JeffE's answer here indicates that holders of a master’s degree are held to higher standards when it comes to graduate admissions. The stated requirements for some graduate programs (example from UC Berkeley) also outright exclude applicants with doctoral degrees. These seem to be saying that holding a higher degree prior to application is a disadvantage (a fatal one in the case of a PhD). This also applies to private universities: Stanford apparently has the same restriction (at least in computer science); same goes for MIT.
I don't understand why:
If there are two applicants, Alice and Bob, who have achieved largely similar things, it seems logical that both should have a roughly equal chance of being admitted. However, based on JeffE's answer, if Alice has a Masters degree while Bob does not, it's Bob that gets admitted instead of Alice. JeffE's answer even indicates that if Alice has achieved slightly more than Bob, it's still Bob that gets admitted.
If graduate admissions is looking for students that are capable of succeeding in its program, then Alice should be more likely to succeed than Bob since she's already had some experience of graduate study. This should be even more the case if Alice already has a PhD – if she can do it once, she should be able to do it again.
JeffE's answer indicates that since Alice has had more opportunities than Bob, she should also be held to higher standard.

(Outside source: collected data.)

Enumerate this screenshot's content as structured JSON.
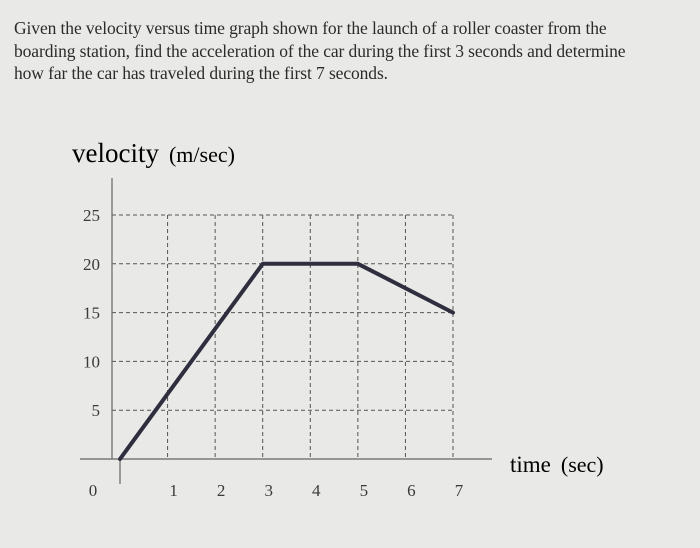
{
  "question": "Given the velocity versus time graph shown for the launch of a roller coaster from the boarding station, find the acceleration of the car during the first 3 seconds and determine how far the car has traveled during the first 7 seconds.",
  "chart_data": {
    "type": "line",
    "title": "",
    "ylabel": "velocity",
    "ylabel_unit": "(m/sec)",
    "xlabel": "time",
    "xlabel_unit": "(sec)",
    "x": [
      0,
      3,
      5,
      7
    ],
    "series": [
      {
        "name": "velocity",
        "values": [
          0,
          20,
          20,
          15
        ]
      }
    ],
    "xlim": [
      0,
      7
    ],
    "ylim": [
      0,
      25
    ],
    "xticks": [
      "0",
      "1",
      "2",
      "3",
      "4",
      "5",
      "6",
      "7"
    ],
    "yticks": [
      "5",
      "10",
      "15",
      "20",
      "25"
    ],
    "grid": true,
    "grid_style": "dashed",
    "line_color": "#2e2e3e",
    "legend": "none"
  }
}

However it should also be true that Alice has already achieved what Bob has yet to and in fact might not be able to achieve. Further, JeffE's answer seems to be saying that Alice should do the academic equivalent of financial engineering and pass her graduate-level courses & thesis without getting a master’s degree even if she qualifies for it, which sounds silly.
As for applicants with PhD degrees, my first guess would be that this is because multiple PhDs is not a good idea, and the university is acting in the applicant's best interests. However if this is the case, then this is effectively telling the applicant "I know what you want better than you do", which also sounds silly. UC Berkeley's requirements also seem to be saying that if someone with a CV worthy of a tenured position were to apply for a PhD student position, the university will say "no" even though it's clearly better in their best interests (in terms of research output) to say "yes".
Presumably I'm misunderstanding something because if this behavior were irrational, it would already have been changed. What am I missing?
EDIT: I wonder if things are different in programs where the student is involved in research directly without spending time on coursework?